Nuclear Power and our Energy Future

Published: Apr 20, 2010

Author: Array

Recently, President Barack Obama pledged more than $8 billion in loan guarantees that could help give the United States its first license for a new reactor since the Carter Administration.

Yet the first glimmer of hope for America’s nuclear industry faces both new and familiar challenges.

Despite a commitment for increasing loan guarantees to ramp up the development of new nuclear plants, the administration’s determination to shutter the proposed nuclear waste repository at Yucca Mountain effectively jeopardizes this goal.

In recent years, Washington’s concerns about environmental quality, climate change and energy security have led it to spend billion of dollars to promote renewables like wind and solar power. And while their contribution to the nation’s electricity generation has increased, it is at this time unrealistic to believe we can depend on these resources for more than a small fraction of our total energy needs.

According to a 2007 study by the Energy Information Administration (EIA), wind and solar, which satisfy a mere 3 percent of U.S. electricity needs, require a hefty $23 to $30 per megawatt-hour taxpayer subsidy. Moreover, the U.S. would need to install a wind turbine every 600 feet over 15.5 million acres – roughly enough land to equal the entire state of West Virginia – before we could begin replacing the current generating capacity of our existing nuclear plants. Even if we wanted to take that route, the staggering cost to implement such a policy renders it impractical.

Loan guarantees for new nuclear power plants, on the other hand, won’t actually cost taxpayers if we can successfully break through the regulatory gridlock and endless litigation that have frustrated our nuclear energy program for thirty years.

The history of nuclear power in this country, however, makes loan guarantees necessary. Environmental and anti-nuclear extremists have long stonewalled nuclear development by pursuing strategies of litigation and obstruction that has made new plants prohibitively expensive. Between 1973 and 2006, liberal advocacy groups wrapped up the Nuclear Regulatory Commission in over 200 court cases concerning nuclear plant licensing, contributing to the stagnation of new plant development for thirty years.

Similar pressures from the Left have now succeeded in getting the Obama Administration to reverse course on decades of scientific research and broad bipartisan congressional action to build the site at Yucca Mountain, despite more than $10 billion already invested in the project.

The concern that this kind of political obstruction could again end up destroying investments in nuclear power makes it necessary for federal loan guarantees to backstop potential private sector investments to restart nuclear energy development.

A generation ago, America was the world’s leader in energy production because of innovative technologies and a regulatory structure that recognized the importance and economic advantage of our domestic resources. But as these commitments gave way to fear-mongering from the Left, we slowly lost our technological edge to foreign competitors like Japan and France.
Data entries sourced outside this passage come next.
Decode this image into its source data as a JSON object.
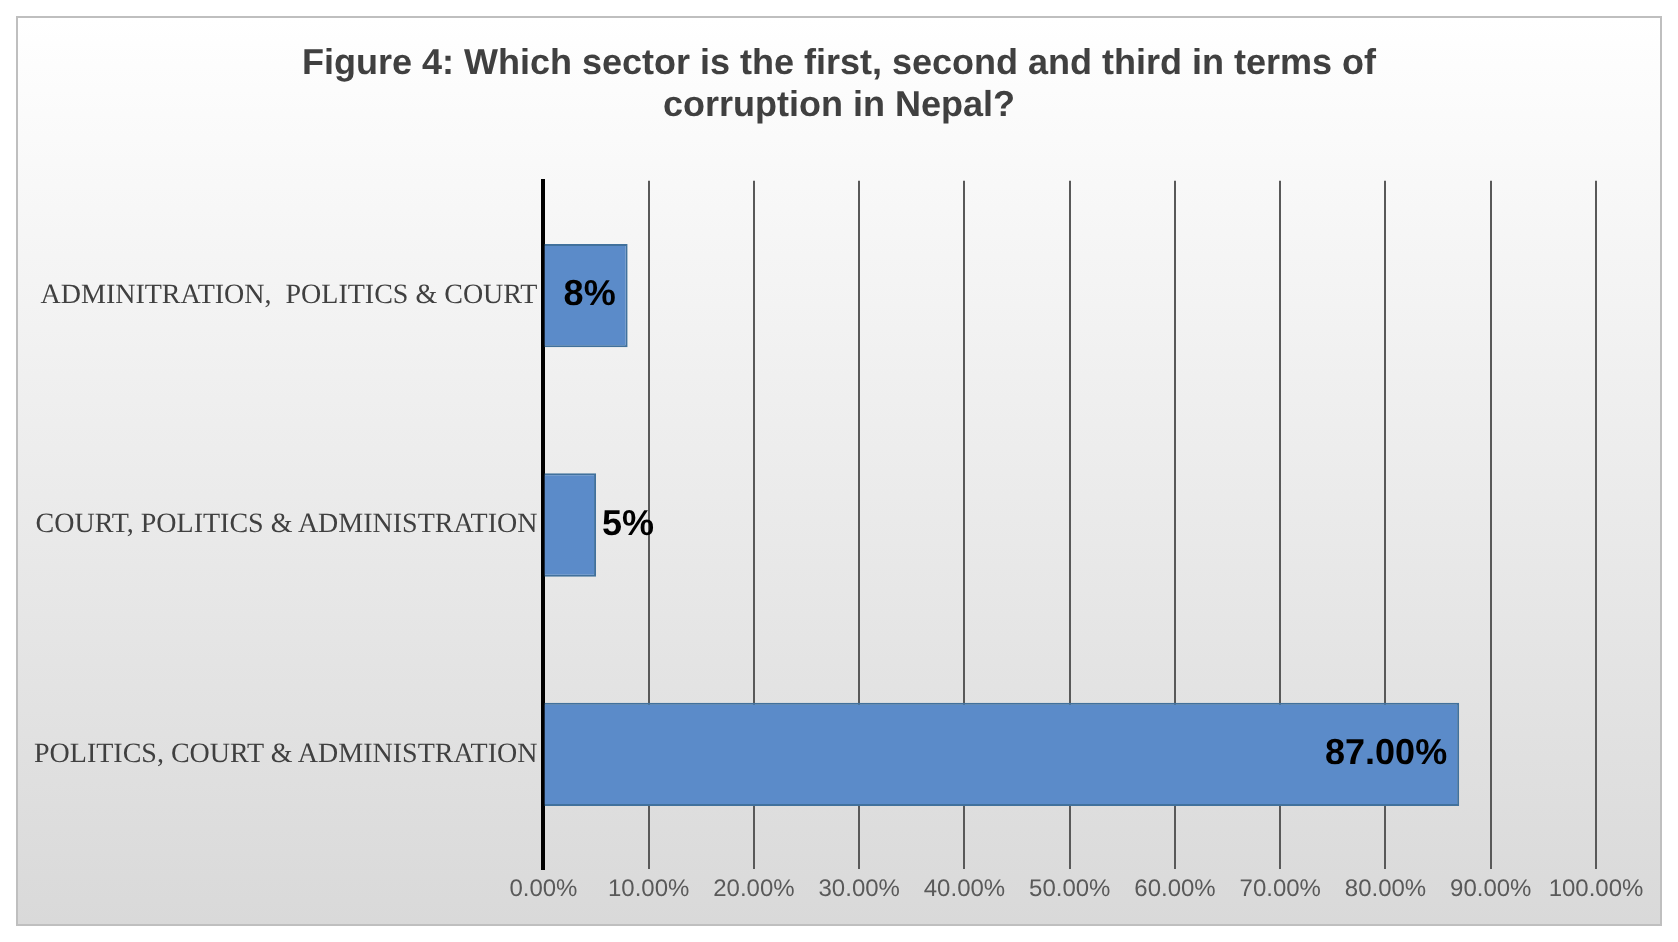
{
  "chart_data": {
    "type": "bar",
    "orientation": "horizontal",
    "title": "Figure 4: Which sector is the first, second and third in terms of corruption in Nepal?",
    "categories": [
      "ADMINITRATION,  POLITICS & COURT",
      "COURT, POLITICS & ADMINISTRATION",
      "POLITICS, COURT & ADMINISTRATION"
    ],
    "values": [
      8,
      5,
      87
    ],
    "value_labels": [
      "8%",
      "5%",
      "87.00%"
    ],
    "color": "#5b8bc9",
    "xlim": [
      0,
      100
    ],
    "xticks": [
      {
        "value": 0,
        "label": "0.00%"
      },
      {
        "value": 10,
        "label": "10.00%"
      },
      {
        "value": 20,
        "label": "20.00%"
      },
      {
        "value": 30,
        "label": "30.00%"
      },
      {
        "value": 40,
        "label": "40.00%"
      },
      {
        "value": 50,
        "label": "50.00%"
      },
      {
        "value": 60,
        "label": "60.00%"
      },
      {
        "value": 70,
        "label": "70.00%"
      },
      {
        "value": 80,
        "label": "80.00%"
      },
      {
        "value": 90,
        "label": "90.00%"
      },
      {
        "value": 100,
        "label": "100.00%"
      }
    ],
    "grid": "x",
    "legend": false
  }
}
Today, these countries lead the world in the production of clean, safe and reliable nuclear energy, but it’s not too late for us to catch up.

By completing the storage site at Yucca Mountain, streamlining the application process at the Nuclear Regulatory Commission, clearing once and for all the litigious atmosphere that has stymied new plant construction, adapting our tax structure to incentivize investments in nuclear technologies and using the guarantee of the federal government to jump-start a robust nuclear energy program, we can reclaim our place in the world and reduce our dependence on carbon-rich fossil fuels.

Indeed, America will never reach its goals of energy independence and reducing carbon emissions without a sustainable nuclear industry. It’s long past time for the United States to adopt sensible energy policies that embrace every available resource and realize the promise that nuclear technology holds for our energy future.

Issa, a Republican, represents the 49th District Congressional District, which includes Oceanside, Vista, Fallbrook, a portion of San Diego and a portion of Riverside County. He is the ranking minority member of the House Committee on Oversight and Government Reform.